La politique classique faisait une distinction entre zoé et bios, entre vie naturelle et vie politique, entre l’homme comme simple être vivant, qui avait son lieu dans la maison, et l’homme sujet politique qui avait son lieu dans la polis. Eh bien, nous ne savons plus rien de tout cela. (…)

Il nous a fallu nous habituer à penser et à écrire dans cette confusion de corps et de lieux d’extérieur et d’intérieur, de ce qui est muet et de ce qui a la parole, de ce qui est esclave et de ce qui est libre, de ce qui est besoin et de ce qui est désir. (…)

Mais c’est à partir de ce terrain incertain, de cette zone opaque d’indifférenciation, que nous devons aujourd’hui retrouver le chemin d’une autre politique, d’un autre corps, d’une autre parole.

Identité, identités (selon M. Godelier)

En tant que membre de la tibu, il porte un grand nom, celui d’être un « Baruya » comme on est un « Français », mais il est aussi membre d’un des groupes de parenté qui composent cette tribu. Il est un « Bakia », par exemple, mais son identité ne se réduira jamais à ces deux identités englobantes.(…) Il (elle) a autant d’identités qu’il (elle) appartient simultanément à différents groupes sociaux par un aspect (ou par un autre) de lui ou d’elle-même. Il est homme et non pas femme, il est le co-initié de… Elle est femme (…) Il est le fils de… Elle est soeur de, mère de…

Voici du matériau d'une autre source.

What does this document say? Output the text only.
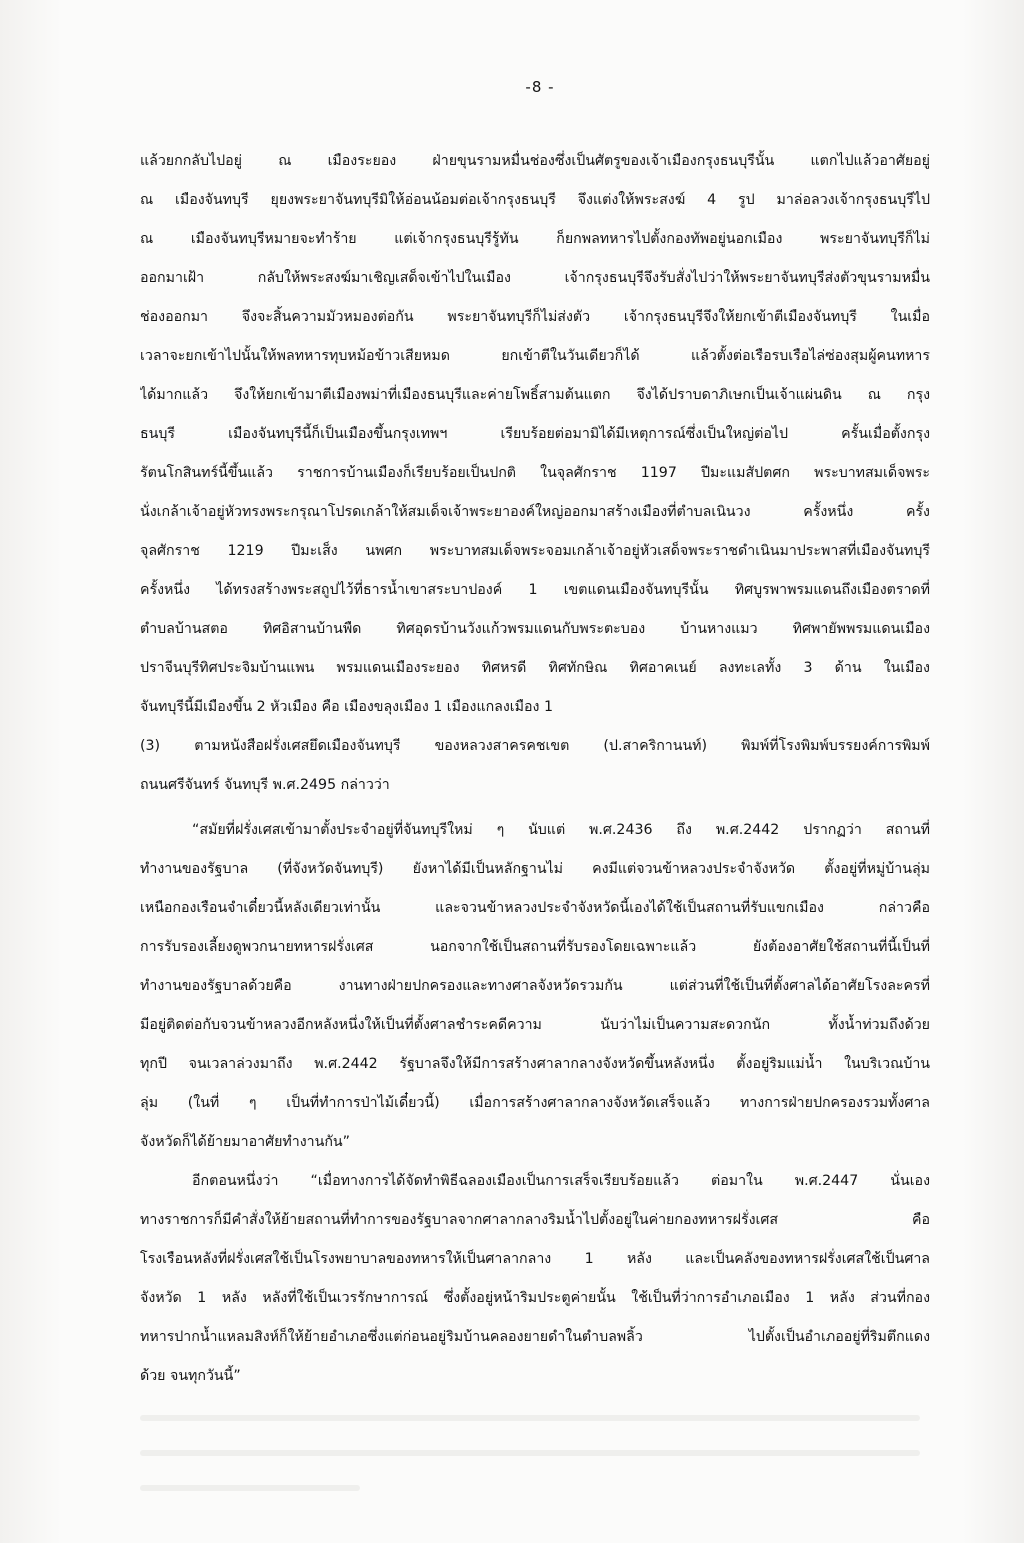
-8 -
แล้วยกกลับไปอยู่ ณ เมืองระยอง ฝ่ายขุนรามหมื่นช่องซึ่งเป็นศัตรูของเจ้าเมืองกรุงธนบุรีนั้น แตกไปแล้วอาศัยอยู่
ณ เมืองจันทบุรี ยุยงพระยาจันทบุรีมิให้อ่อนน้อมต่อเจ้ากรุงธนบุรี จึงแต่งให้พระสงฆ์ 4 รูป มาล่อลวงเจ้ากรุงธนบุรีไป
ณ เมืองจันทบุรีหมายจะทำร้าย แต่เจ้ากรุงธนบุรีรู้ทัน ก็ยกพลทหารไปตั้งกองทัพอยู่นอกเมือง พระยาจันทบุรีก็ไม่
ออกมาเฝ้า กลับให้พระสงฆ์มาเชิญเสด็จเข้าไปในเมือง เจ้ากรุงธนบุรีจึงรับสั่งไปว่าให้พระยาจันทบุรีส่งตัวขุนรามหมื่น
ช่องออกมา จึงจะสิ้นความมัวหมองต่อกัน พระยาจันทบุรีก็ไม่ส่งตัว เจ้ากรุงธนบุรีจึงให้ยกเข้าตีเมืองจันทบุรี ในเมื่อ
เวลาจะยกเข้าไปนั้นให้พลทหารทุบหม้อข้าวเสียหมด ยกเข้าตีในวันเดียวก็ได้ แล้วตั้งต่อเรือรบเรือไล่ซ่องสุมผู้คนทหาร
ได้มากแล้ว จึงให้ยกเข้ามาตีเมืองพม่าที่เมืองธนบุรีและค่ายโพธิ์สามต้นแตก จึงได้ปราบดาภิเษกเป็นเจ้าแผ่นดิน ณ กรุง
ธนบุรี เมืองจันทบุรีนี้ก็เป็นเมืองขึ้นกรุงเทพฯ เรียบร้อยต่อมามิได้มีเหตุการณ์ซึ่งเป็นใหญ่ต่อไป ครั้นเมื่อตั้งกรุง
รัตนโกสินทร์นี้ขึ้นแล้ว ราชการบ้านเมืองก็เรียบร้อยเป็นปกติ ในจุลศักราช 1197 ปีมะแมสัปตศก พระบาทสมเด็จพระ
นั่งเกล้าเจ้าอยู่หัวทรงพระกรุณาโปรดเกล้าให้สมเด็จเจ้าพระยาองค์ใหญ่ออกมาสร้างเมืองที่ตำบลเนินวง ครั้งหนึ่ง ครั้ง
จุลศักราช 1219 ปีมะเส็ง นพศก พระบาทสมเด็จพระจอมเกล้าเจ้าอยู่หัวเสด็จพระราชดำเนินมาประพาสที่เมืองจันทบุรี
ครั้งหนึ่ง ได้ทรงสร้างพระสถูปไว้ที่ธารน้ำเขาสระบาปองค์ 1 เขตแดนเมืองจันทบุรีนั้น ทิศบูรพาพรมแดนถึงเมืองตราดที่
ตำบลบ้านสตอ ทิศอิสานบ้านพืด ทิศอุดรบ้านวังแก้วพรมแดนกับพระตะบอง บ้านหางแมว ทิศพายัพพรมแดนเมือง
ปราจีนบุรีทิศประจิมบ้านแพน พรมแดนเมืองระยอง ทิศหรดี ทิศทักษิณ ทิศอาคเนย์ ลงทะเลทั้ง 3 ด้าน ในเมือง
จันทบุรีนี้มีเมืองขึ้น 2 หัวเมือง คือ เมืองขลุงเมือง 1 เมืองแกลงเมือง 1
(3) ตามหนังสือฝรั่งเศสยึดเมืองจันทบุรี ของหลวงสาครคชเขต (ป.สาคริกานนท์) พิมพ์ที่โรงพิมพ์บรรยงค์การพิมพ์
ถนนศรีจันทร์ จันทบุรี พ.ศ.2495 กล่าวว่า
“สมัยที่ฝรั่งเศสเข้ามาตั้งประจำอยู่ที่จันทบุรีใหม่ ๆ นับแต่ พ.ศ.2436 ถึง พ.ศ.2442 ปรากฏว่า สถานที่
ทำงานของรัฐบาล (ที่จังหวัดจันทบุรี) ยังหาได้มีเป็นหลักฐานไม่ คงมีแต่จวนข้าหลวงประจำจังหวัด ตั้งอยู่ที่หมู่บ้านลุ่ม
เหนือกองเรือนจำเดี๋ยวนี้หลังเดียวเท่านั้น และจวนข้าหลวงประจำจังหวัดนี้เองได้ใช้เป็นสถานที่รับแขกเมือง กล่าวคือ
การรับรองเลี้ยงดูพวกนายทหารฝรั่งเศส นอกจากใช้เป็นสถานที่รับรองโดยเฉพาะแล้ว ยังต้องอาศัยใช้สถานที่นี้เป็นที่
ทำงานของรัฐบาลด้วยคือ งานทางฝ่ายปกครองและทางศาลจังหวัดรวมกัน แต่ส่วนที่ใช้เป็นที่ตั้งศาลได้อาศัยโรงละครที่
มีอยู่ติดต่อกับจวนข้าหลวงอีกหลังหนึ่งให้เป็นที่ตั้งศาลชำระคดีความ นับว่าไม่เป็นความสะดวกนัก ทั้งน้ำท่วมถึงด้วย
ทุกปี จนเวลาล่วงมาถึง พ.ศ.2442 รัฐบาลจึงให้มีการสร้างศาลากลางจังหวัดขึ้นหลังหนึ่ง ตั้งอยู่ริมแม่น้ำ ในบริเวณบ้าน
ลุ่ม (ในที่ ๆ เป็นที่ทำการป่าไม้เดี๋ยวนี้) เมื่อการสร้างศาลากลางจังหวัดเสร็จแล้ว ทางการฝ่ายปกครองรวมทั้งศาล
จังหวัดก็ได้ย้ายมาอาศัยทำงานกัน”
อีกตอนหนึ่งว่า “เมื่อทางการได้จัดทำพิธีฉลองเมืองเป็นการเสร็จเรียบร้อยแล้ว ต่อมาใน พ.ศ.2447 นั่นเอง
ทางราชการก็มีคำสั่งให้ย้ายสถานที่ทำการของรัฐบาลจากศาลากลางริมน้ำไปตั้งอยู่ในค่ายกองทหารฝรั่งเศส คือ
โรงเรือนหลังที่ฝรั่งเศสใช้เป็นโรงพยาบาลของทหารให้เป็นศาลากลาง 1 หลัง และเป็นคลังของทหารฝรั่งเศสใช้เป็นศาล
จังหวัด 1 หลัง หลังที่ใช้เป็นเวรรักษาการณ์ ซึ่งตั้งอยู่หน้าริมประตูค่ายนั้น ใช้เป็นที่ว่าการอำเภอเมือง 1 หลัง ส่วนที่กอง
ทหารปากน้ำแหลมสิงห์ก็ให้ย้ายอำเภอซึ่งแต่ก่อนอยู่ริมบ้านคลองยายดำในตำบลพลิ้ว ไปตั้งเป็นอำเภออยู่ที่ริมตึกแดง
ด้วย จนทุกวันนี้”
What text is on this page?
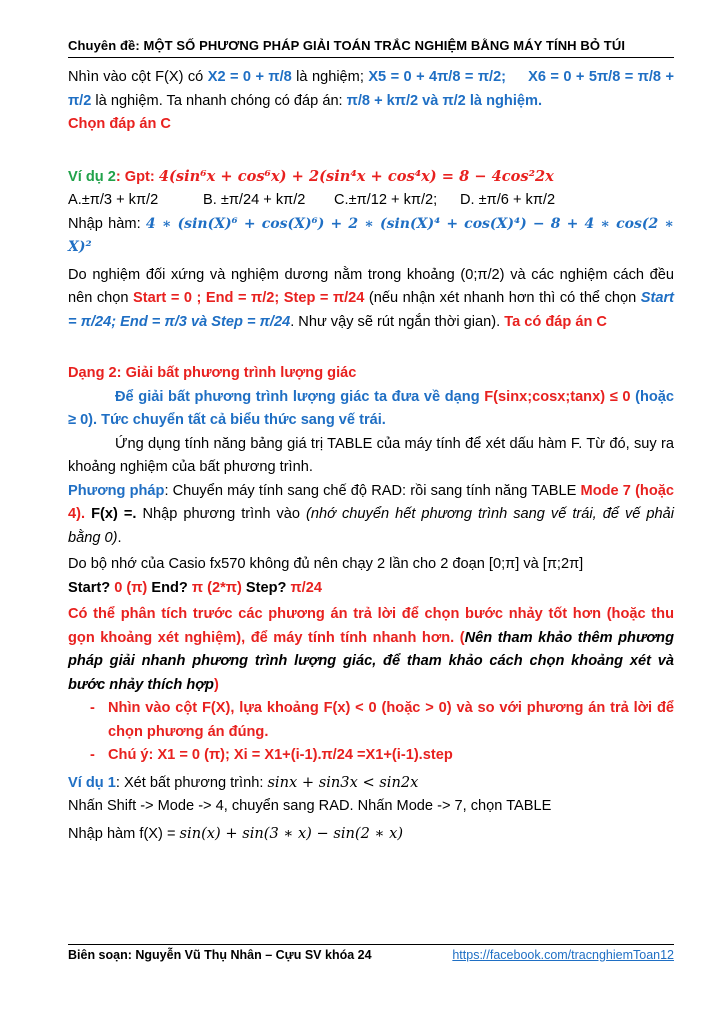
Chuyên đề: MỘT SỐ PHƯƠNG PHÁP GIẢI TOÁN TRẮC NGHIỆM BẰNG MÁY TÍNH BỎ TÚI

Nhìn vào cột F(X) có X2 = 0 + π/8 là nghiệm; X5 = 0 + 4π/8 = π/2; X6 = 0 + 5π/8 = π/8 + π/2 là nghiệm. Ta nhanh chóng có đáp án: π/8 + kπ/2 và π/2 là nghiệm.

Chọn đáp án C

Ví dụ 2: Gpt: 4(sin⁶x + cos⁶x) + 2(sin⁴x + cos⁴x) = 8 − 4cos²2x

A.±π/3 + kπ/2	B. ±π/24 + kπ/2	C.±π/12 + kπ/2;	D. ±π/6 + kπ/2

Nhập hàm: 4 ∗ (sin(X)⁶ + cos(X)⁶) + 2 ∗ (sin(X)⁴ + cos(X)⁴) − 8 + 4 ∗ cos(2 ∗ X)²

Do nghiệm đối xứng và nghiệm dương nằm trong khoảng (0;π/2) và các nghiệm cách đều nên chọn Start = 0 ; End = π/2; Step = π/24 (nếu nhận xét nhanh hơn thì có thể chọn Start = π/24; End = π/3 và Step = π/24. Như vậy sẽ rút ngắn thời gian). Ta có đáp án C

Dạng 2: Giải bất phương trình lượng giác

Để giải bất phương trình lượng giác ta đưa về dạng F(sinx;cosx;tanx) ≤ 0 (hoặc ≥ 0). Tức chuyển tất cả biểu thức sang vế trái.

Ứng dụng tính năng bảng giá trị TABLE của máy tính để xét dấu hàm F. Từ đó, suy ra khoảng nghiệm của bất phương trình.

Phương pháp: Chuyển máy tính sang chế độ RAD: rồi sang tính năng TABLE Mode 7 (hoặc 4). F(x) =. Nhập phương trình vào (nhớ chuyển hết phương trình sang vế trái, để vế phải bằng 0).

Do bộ nhớ của Casio fx570 không đủ nên chạy 2 lần cho 2 đoạn [0;π] và [π;2π]

Start? 0 (π) End? π (2*π) Step? π/24

Có thể phân tích trước các phương án trả lời để chọn bước nhảy tốt hơn (hoặc thu gọn khoảng xét nghiệm), để máy tính tính nhanh hơn. (Nên tham khảo thêm phương pháp giải nhanh phương trình lượng giác, để tham khảo cách chọn khoảng xét và bước nhảy thích hợp)

- Nhìn vào cột F(X), lựa khoảng F(x) < 0 (hoặc > 0) và so với phương án trả lời để chọn phương án đúng.
- Chú ý: X1 = 0 (π); Xi = X1+(i-1).π/24 =X1+(i-1).step

Ví dụ 1: Xét bất phương trình: sinx + sin3x < sin2x

Nhấn Shift -> Mode -> 4, chuyển sang RAD. Nhấn Mode -> 7, chọn TABLE

Nhập hàm f(X) = sin(x) + sin(3 ∗ x) − sin(2 ∗ x)

Biên soạn: Nguyễn Vũ Thụ Nhân – Cựu SV khóa 24	https://facebook.com/tracnghiemToan12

Toutes ces identités sont des cristallisations en chaque individu de différents types de rapports aux autres, de fonctions et de statuts qui aboutissent à lui  (à elle) et s’impriment en lui (en elle), soit partent de lui (ou d’elle) et vont s’imprimer chez d’autres. Toutes ces identités qui s’impriment en lui ou qu’il confère aux autres, l’individu en trouve et le contenu et la forme au sein des rapports sociaux spécifiques et de la culture qui caractérisent sa société, dans les particularités de leurs structures et de leurs contenus. Elles constituent la multiplicité concrète de son identité sociale, qui n’est jamais un simple addition d’identités distinctes, de rapports particuliers. Car l’identité personnelle, intime d’un individu est toujours le produit d’une histoire singulière… »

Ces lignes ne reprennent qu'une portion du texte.